Вся прямо-таки светится счастьем. При первой нашей встрече здесь я от неожиданности почти принял это на свой счет. Не сразу и сообразил, что к чему. Теперь уже понимаю, и как мне ни горько, но все равно не могу не любоваться Ею (на Ней все та ж голубая тряпка — его подарок). Господи, как сразу меняются, какими становятся глаза, смех, движения у Женщины, когда все в ней (да, в Ней!) кричит, сообщая всему миру: люблю, люблю! И эгоизм бывает прекрасен. Мне только надо чуть-чуть быть философом. Возьми и убеди себя, что повезло еще раз: последняя на Земле любовь, а ты — последний свидетель! Всего лишь свидетель, что ж, всё теперь горькое на этой обгоревшей планете.
Да, не я, не сам я причина того, что с такой радостью смотрит на меня эта Женщина, не потому счастлива, что видит меня. А потому, что может рассказать, есть, кому рассказать. Ей невмоготу, так хочется, так надо (прямо-таки детское нетерпение) рассказать, какое это счастье — так любить, как Она любит. И вообще — любовь. Извечная убежденность любящего, что ни у когоиникогда такого не было. Ну а я, я «старше», я «мудрый», я «добрый» (все эти похвалы мне были подарены) и я должен «понять». Ну а что мне в жизни так не повезло, мне и всем тем миллиардам «моих женщин» («Твоих шлюх!»), которые, конечно же, понятия не имели, что, значит, любить, — что ж, не Ее тут вина!

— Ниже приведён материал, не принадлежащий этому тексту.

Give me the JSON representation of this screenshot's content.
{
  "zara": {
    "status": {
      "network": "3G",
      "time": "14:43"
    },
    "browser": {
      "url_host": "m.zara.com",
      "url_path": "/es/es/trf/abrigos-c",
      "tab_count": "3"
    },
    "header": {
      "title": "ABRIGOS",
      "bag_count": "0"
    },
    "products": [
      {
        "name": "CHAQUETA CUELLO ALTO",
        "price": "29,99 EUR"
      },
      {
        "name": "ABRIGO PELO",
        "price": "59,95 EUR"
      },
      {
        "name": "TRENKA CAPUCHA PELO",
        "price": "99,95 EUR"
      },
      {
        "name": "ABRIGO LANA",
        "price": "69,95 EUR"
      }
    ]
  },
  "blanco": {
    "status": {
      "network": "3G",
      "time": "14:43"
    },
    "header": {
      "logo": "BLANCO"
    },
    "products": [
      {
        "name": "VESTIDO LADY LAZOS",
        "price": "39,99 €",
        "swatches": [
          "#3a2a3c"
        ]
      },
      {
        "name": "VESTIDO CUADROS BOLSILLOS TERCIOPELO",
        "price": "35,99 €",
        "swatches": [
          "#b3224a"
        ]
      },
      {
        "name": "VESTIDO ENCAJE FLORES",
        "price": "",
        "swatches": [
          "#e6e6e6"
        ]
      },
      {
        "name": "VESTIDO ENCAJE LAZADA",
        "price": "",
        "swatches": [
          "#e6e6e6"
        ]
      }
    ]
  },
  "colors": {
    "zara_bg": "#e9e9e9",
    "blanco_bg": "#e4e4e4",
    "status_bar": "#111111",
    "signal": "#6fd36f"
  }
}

— Ну, как твой Дельтаплан? Усыпила младенца? — спрашиваю весело. Что ж, примем всё, как Ей видится: я — мудрый старец, они — счастливые дети.

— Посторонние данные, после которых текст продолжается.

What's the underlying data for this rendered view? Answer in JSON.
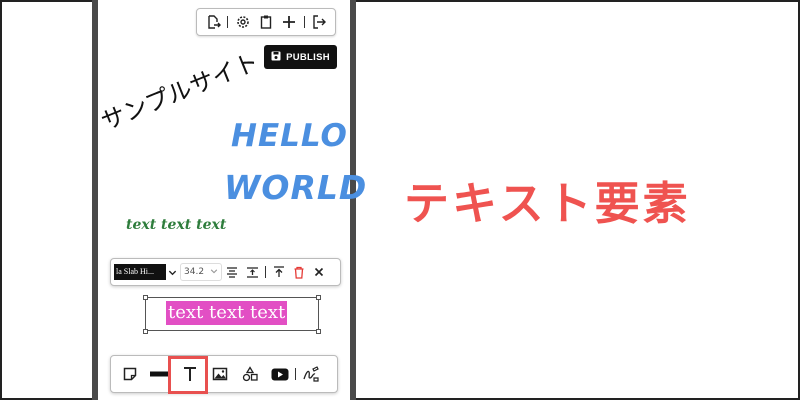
{
  "top_toolbar": {
    "icons": [
      "export-icon",
      "settings-icon",
      "clipboard-icon",
      "add-icon",
      "logout-icon"
    ]
  },
  "publish": {
    "label": "PUBLISH",
    "icon": "save-icon"
  },
  "canvas": {
    "sample_text": "サンプルサイト",
    "hello": "HELLO",
    "world": "WORLD",
    "green_text": "text text text",
    "selected_text": "text text text"
  },
  "format_toolbar": {
    "font_name": "la Slab Hi...",
    "font_size": "34.2",
    "icons": [
      "align-icon",
      "line-spacing-icon",
      "bring-front-icon",
      "delete-icon",
      "close-icon"
    ]
  },
  "bottom_toolbar": {
    "icons": [
      "sticky-note-icon",
      "line-icon",
      "text-icon",
      "image-icon",
      "shapes-icon",
      "youtube-icon",
      "sign-icon"
    ],
    "active": "text-icon"
  },
  "caption": "テキスト要素",
  "colors": {
    "accent": "#ef5350",
    "blue_text": "#4b8fe0",
    "green_text": "#2e7d3c",
    "highlight": "#e24fc4",
    "publish_bg": "#111111"
  }
}
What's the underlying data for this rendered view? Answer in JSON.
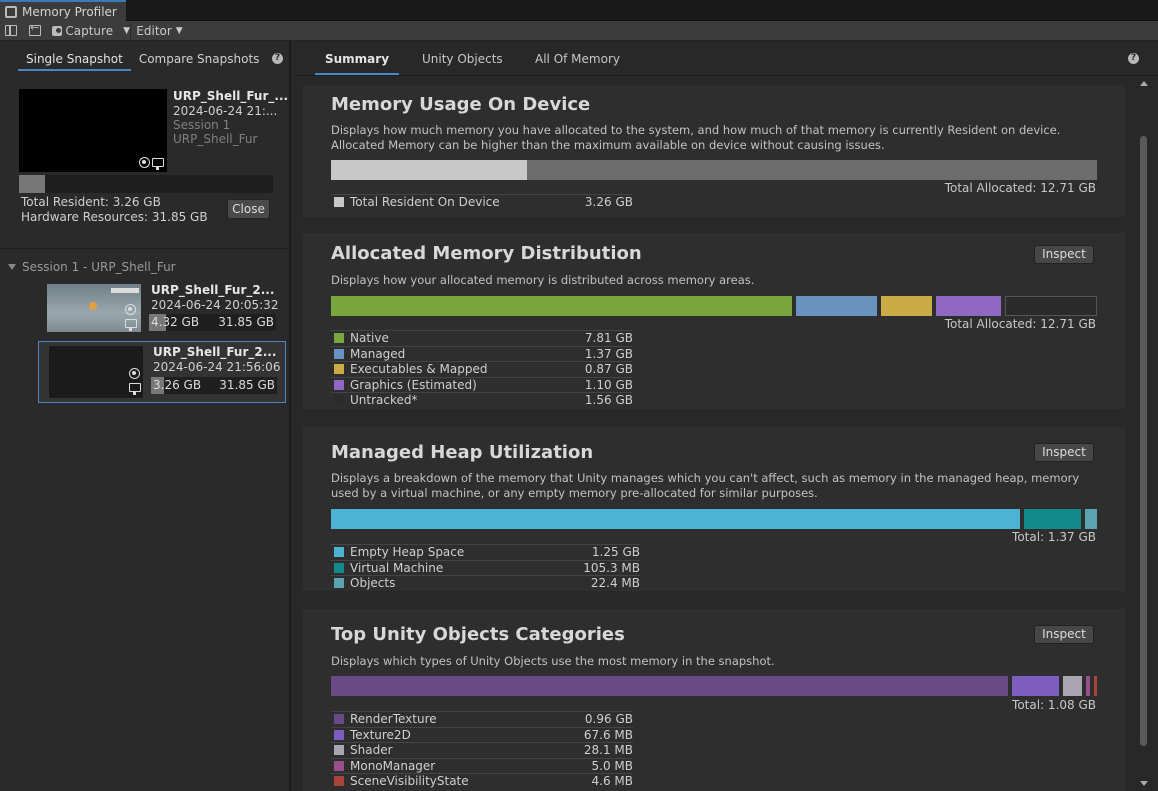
{
  "window": {
    "title": "Memory Profiler"
  },
  "toolbar": {
    "capture_label": "Capture",
    "editor_label": "Editor"
  },
  "left": {
    "tabs": [
      "Single Snapshot",
      "Compare Snapshots"
    ],
    "current": {
      "name": "URP_Shell_Fur_...",
      "date": "2024-06-24 21:...",
      "session": "Session 1",
      "project": "URP_Shell_Fur",
      "total_resident": "Total Resident: 3.26 GB",
      "hardware": "Hardware Resources: 31.85 GB",
      "resident_fraction": 0.102,
      "close_label": "Close"
    },
    "session_label": "Session 1 - URP_Shell_Fur",
    "snapshots": [
      {
        "name": "URP_Shell_Fur_2...",
        "date": "2024-06-24 20:05:32",
        "used": "4.32 GB",
        "total": "31.85 GB",
        "fraction": 0.136,
        "selected": false
      },
      {
        "name": "URP_Shell_Fur_2...",
        "date": "2024-06-24 21:56:06",
        "used": "3.26 GB",
        "total": "31.85 GB",
        "fraction": 0.102,
        "selected": true
      }
    ]
  },
  "right": {
    "tabs": [
      "Summary",
      "Unity Objects",
      "All Of Memory"
    ],
    "inspect_label": "Inspect",
    "device": {
      "title": "Memory Usage On Device",
      "desc": "Displays how much memory you have allocated to the system, and how much of that memory is currently Resident on device. Allocated Memory can be higher than the maximum available on device without causing issues.",
      "total": "Total Allocated: 12.71 GB",
      "resident_fraction": 0.256,
      "legend": [
        {
          "label": "Total Resident On Device",
          "value": "3.26 GB",
          "color": "#c8c8c8"
        }
      ]
    },
    "allocated": {
      "title": "Allocated Memory Distribution",
      "desc": "Displays how your allocated memory is distributed across memory areas.",
      "total": "Total Allocated: 12.71 GB",
      "legend": [
        {
          "label": "Native",
          "value": "7.81 GB",
          "color": "#7aa63e"
        },
        {
          "label": "Managed",
          "value": "1.37 GB",
          "color": "#6893bf"
        },
        {
          "label": "Executables & Mapped",
          "value": "0.87 GB",
          "color": "#cbab45"
        },
        {
          "label": "Graphics (Estimated)",
          "value": "1.10 GB",
          "color": "#9068c4"
        },
        {
          "label": "Untracked*",
          "value": "1.56 GB",
          "color": "#2b2b2b"
        }
      ]
    },
    "heap": {
      "title": "Managed Heap Utilization",
      "desc": "Displays a breakdown of the memory that Unity manages which you can't affect, such as memory in the managed heap, memory used by a virtual machine, or any empty memory pre-allocated for similar purposes.",
      "total": "Total: 1.37 GB",
      "legend": [
        {
          "label": "Empty Heap Space",
          "value": "1.25 GB",
          "color": "#4cb3d4"
        },
        {
          "label": "Virtual Machine",
          "value": "105.3 MB",
          "color": "#138a8a"
        },
        {
          "label": "Objects",
          "value": "22.4 MB",
          "color": "#5aa3b0"
        }
      ]
    },
    "objects": {
      "title": "Top Unity Objects Categories",
      "desc": "Displays which types of Unity Objects use the most memory in the snapshot.",
      "total": "Total: 1.08 GB",
      "legend": [
        {
          "label": "RenderTexture",
          "value": "0.96 GB",
          "color": "#6a4a86"
        },
        {
          "label": "Texture2D",
          "value": "67.6 MB",
          "color": "#7c5dc0"
        },
        {
          "label": "Shader",
          "value": "28.1 MB",
          "color": "#a9a6b2"
        },
        {
          "label": "MonoManager",
          "value": "5.0 MB",
          "color": "#9a4f8d"
        },
        {
          "label": "SceneVisibilityState",
          "value": "4.6 MB",
          "color": "#a8453a"
        }
      ]
    }
  }
}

— Да, спит. Смешной такой.
— Я и не подозревал, что в тебе прячется такая послушница.
— Не послушница — раба! Даже не понимала, какое это счастье — не иметь своей воли, во всем зависеть от чьего-то взгляда, интонации и мучительно и… даже не знаю, какое слово тут. Наверно, такой рабой своего ребенка бывает мать.
Всё понятно и совсем не ново. Но как Она ухитряется видеть таким, каким стала его видеть, этого веселого солдафона?

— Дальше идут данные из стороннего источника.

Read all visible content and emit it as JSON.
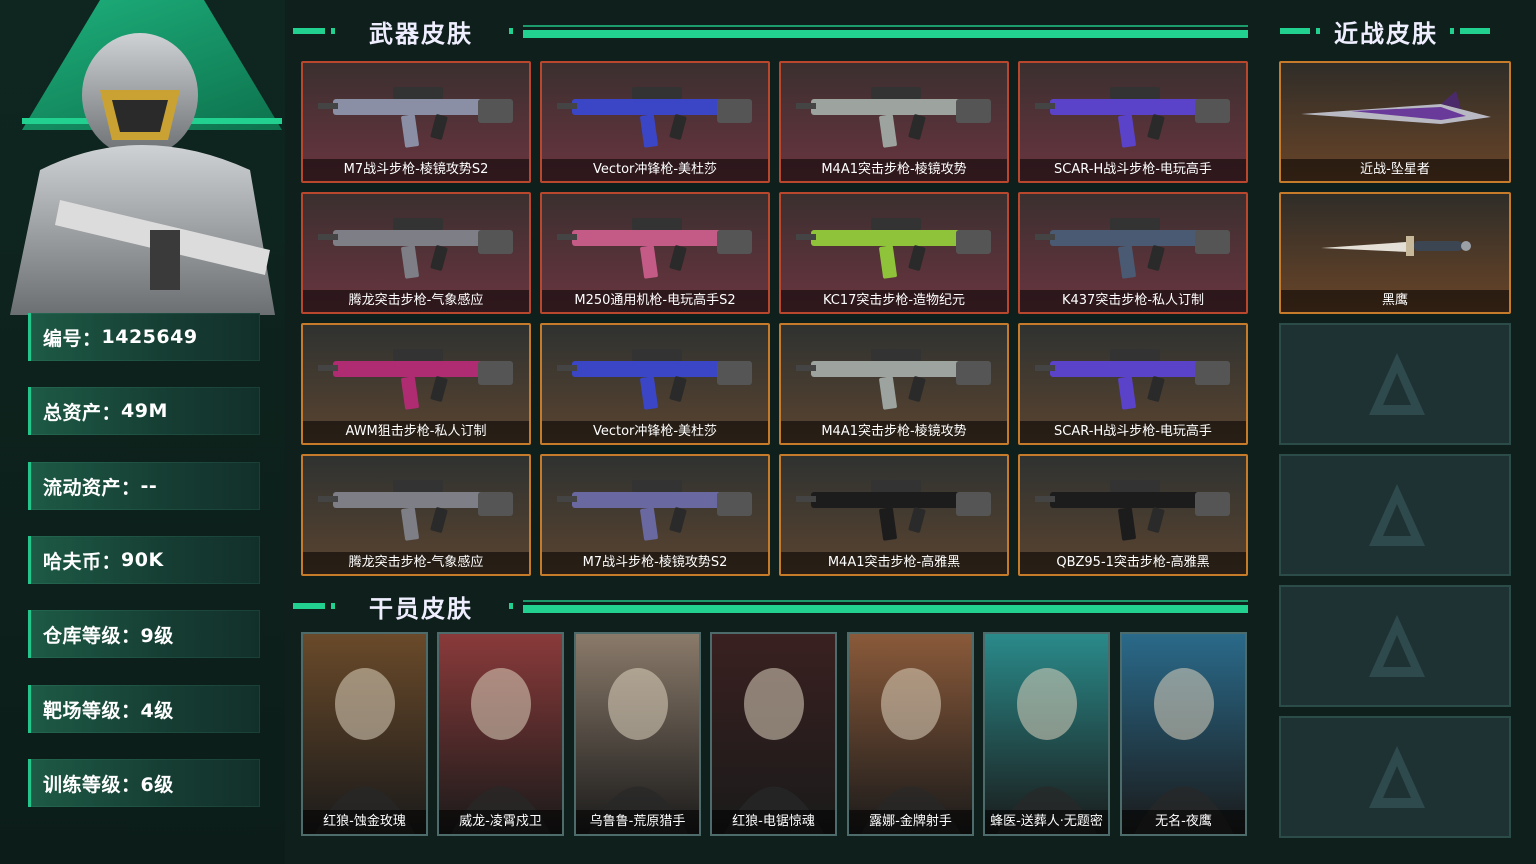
{
  "profile": {
    "stats": [
      {
        "label": "编号：",
        "value": "1425649"
      },
      {
        "label": "总资产：",
        "value": "49M"
      },
      {
        "label": "流动资产：",
        "value": "--"
      },
      {
        "label": "哈夫币：",
        "value": "90K"
      },
      {
        "label": "仓库等级：",
        "value": "9级"
      },
      {
        "label": "靶场等级：",
        "value": "4级"
      },
      {
        "label": "训练等级：",
        "value": "6级"
      }
    ]
  },
  "sections": {
    "weapon_title": "武器皮肤",
    "operator_title": "干员皮肤",
    "melee_title": "近战皮肤"
  },
  "weapons": [
    {
      "label": "M7战斗步枪-棱镜攻势S2",
      "rarity": "red",
      "color": "#8a8fa6"
    },
    {
      "label": "Vector冲锋枪-美杜莎",
      "rarity": "red",
      "color": "#3b46c7"
    },
    {
      "label": "M4A1突击步枪-棱镜攻势",
      "rarity": "red",
      "color": "#9da39e"
    },
    {
      "label": "SCAR-H战斗步枪-电玩高手",
      "rarity": "red",
      "color": "#5a42c9"
    },
    {
      "label": "腾龙突击步枪-气象感应",
      "rarity": "red",
      "color": "#7e7e86"
    },
    {
      "label": "M250通用机枪-电玩高手S2",
      "rarity": "red",
      "color": "#c45a86"
    },
    {
      "label": "KC17突击步枪-造物纪元",
      "rarity": "red",
      "color": "#8fc43a"
    },
    {
      "label": "K437突击步枪-私人订制",
      "rarity": "red",
      "color": "#4a5a72"
    },
    {
      "label": "AWM狙击步枪-私人订制",
      "rarity": "gold",
      "color": "#b02c72"
    },
    {
      "label": "Vector冲锋枪-美杜莎",
      "rarity": "gold",
      "color": "#3b46c7"
    },
    {
      "label": "M4A1突击步枪-棱镜攻势",
      "rarity": "gold",
      "color": "#9da39e"
    },
    {
      "label": "SCAR-H战斗步枪-电玩高手",
      "rarity": "gold",
      "color": "#5a42c9"
    },
    {
      "label": "腾龙突击步枪-气象感应",
      "rarity": "gold",
      "color": "#7e7e86"
    },
    {
      "label": "M7战斗步枪-棱镜攻势S2",
      "rarity": "gold",
      "color": "#6a68a0"
    },
    {
      "label": "M4A1突击步枪-高雅黑",
      "rarity": "gold",
      "color": "#1c1c1c"
    },
    {
      "label": "QBZ95-1突击步枪-高雅黑",
      "rarity": "gold",
      "color": "#1c1c1c"
    }
  ],
  "melee": [
    {
      "label": "近战-坠星者"
    },
    {
      "label": "黑鹰"
    }
  ],
  "operators": [
    {
      "label": "红狼-蚀金玫瑰",
      "color": "#6a4a2a"
    },
    {
      "label": "威龙-凌霄戍卫",
      "color": "#8a3a3a"
    },
    {
      "label": "乌鲁鲁-荒原猎手",
      "color": "#8a7a6a"
    },
    {
      "label": "红狼-电锯惊魂",
      "color": "#3a2020"
    },
    {
      "label": "露娜-金牌射手",
      "color": "#8a5a3a"
    },
    {
      "label": "蜂医-送葬人·无题密令",
      "color": "#2a8a8a"
    },
    {
      "label": "无名-夜鹰",
      "color": "#2a6a8a"
    }
  ],
  "colors": {
    "accent": "#22d08f",
    "red_border": "#b8472d",
    "gold_border": "#c67b2a"
  }
}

— Не обижайся, — Ей надо говорить, говорить, для этого и прибегает, — и я всё равно тебе благодарна, всё равно!
Нет, сегодня уже смотрит по-другому. Вопросительно и с плохо скрываемой тревогой. Что-то замечает, видимо, опасное для них обоих. Не в разведку ли бегает? Но и не говорить о своем счастье — это выше Ее сил. На мой жалкий намек, что ведь и у нас было «что-то»…
— Нет, это совсем, совсем не то! Ну, как ты не поймешь? — Даже сердится, как ребенок, которого нарочно не хотят понять. И мне как — тупице, которому понять и не дано: — Меня нет! Просто нет! Есть лишь мы!
Вот те и на! Прежде именно это и мучило: что Ее нет, что всё это не Она. Теперь «нет» — уже счастье. Но, конечно, Она о другом. В том-то и дело, что я понимаю Ее, и понимаю, что с Ней случилось, что происходит, а потому и не хочу согласиться окончательно, что это так, именно так.
— Мне ничего больше в мире не надо! Нет, я понимаю, и наши неродившиеся дети, и всё, о чем ты мне всегда говорил, что для тебя так важно и вообще… — все это я понимаю. Но на самом деле у меня всё это уже есть — вот что такое любить!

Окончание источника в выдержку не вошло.